If you want to see if the body is compensating, then you have to first determine if the body is in respiratory or metabolic acidosis or alkalosis. Once you determine that, then you can look to see if the body is compensating. So for example, if you have Repiratory acidosis with partial compensation, your numbers may look like this:
PH 7.32 (acidic)
CO2 48 (acidic)
Bicarb 28 (alkalotic)
You can see that the CO2 follows the PH. There-
fore, this is labled Resp acidosis. But you can
also see that the bicarb is increased towards the
alkalotic range..and the reason this is occuring is
because its trying to bring the body back to a more
alkalotic range. But because the bicarb doesn't follow
the PH, this would not be considered metabolic anything.

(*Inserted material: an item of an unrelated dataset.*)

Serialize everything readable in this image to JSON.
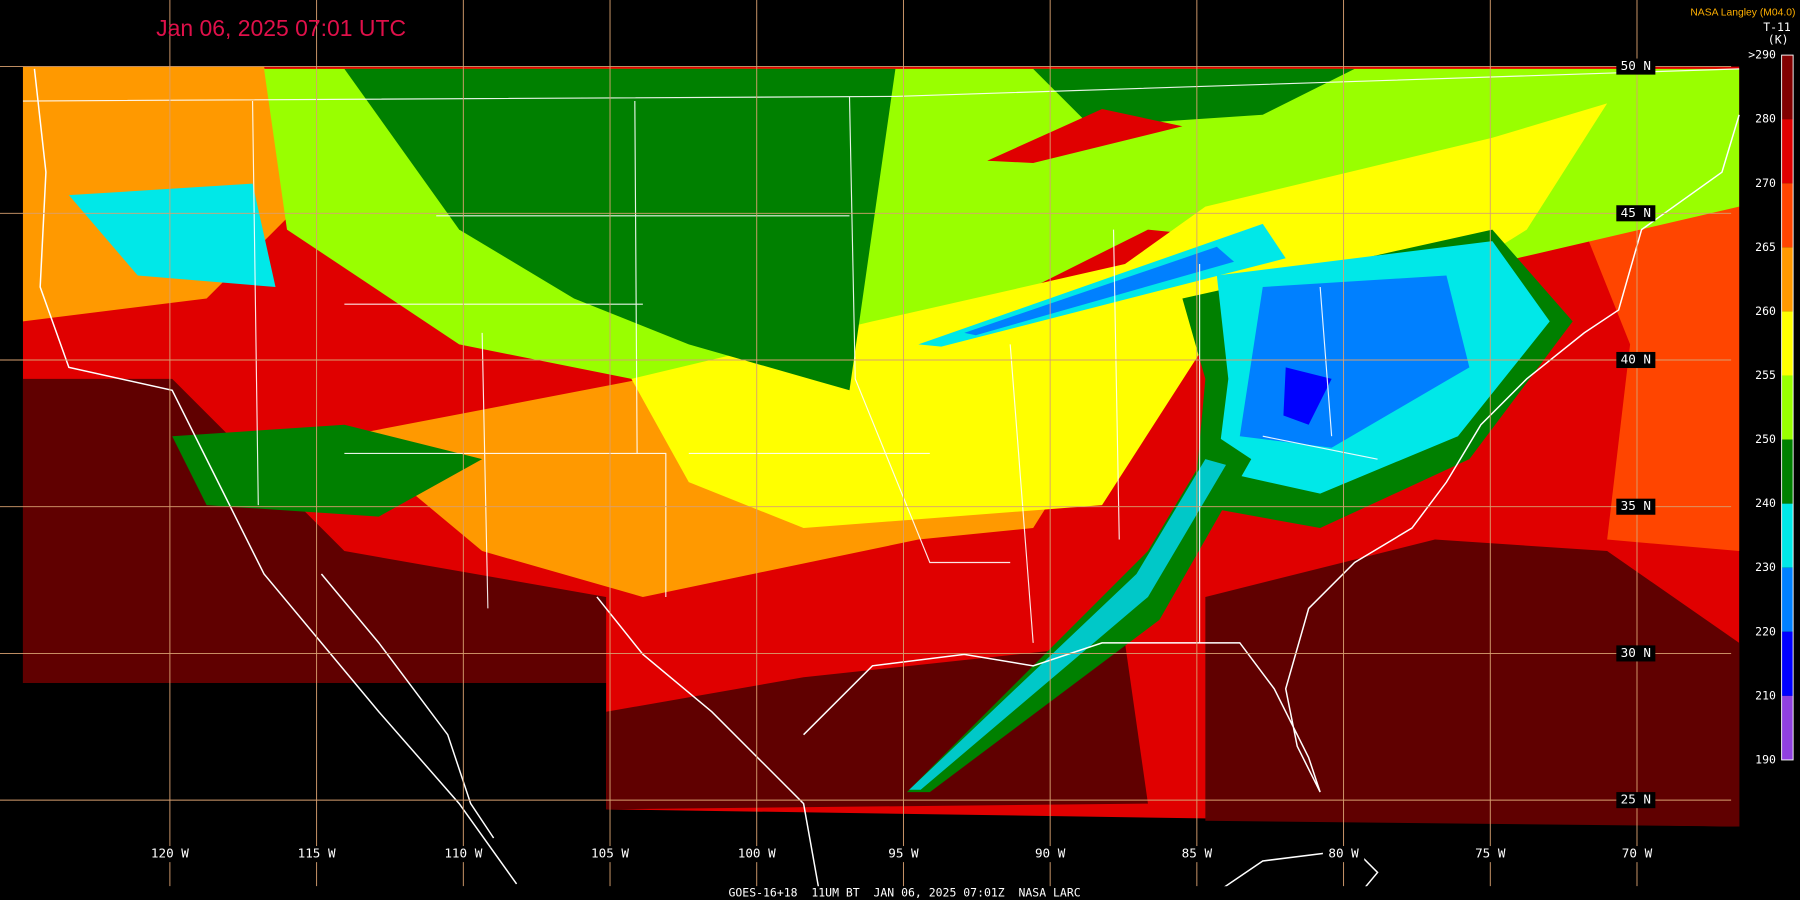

As a matter of fact, it is going in the opposite direction than
the PH. When I say "following" the PH, I mean that if the PH is
acidic, then the thing (CO2 or bicarb) that is "following" the PH has to ALSO be acidic. I hope this makes sense. But in this problem, since the PH hasn't been corrected, this is labled "partial" compensation.
I hope I didn't screw any of this up. If anything, I hoped it helped.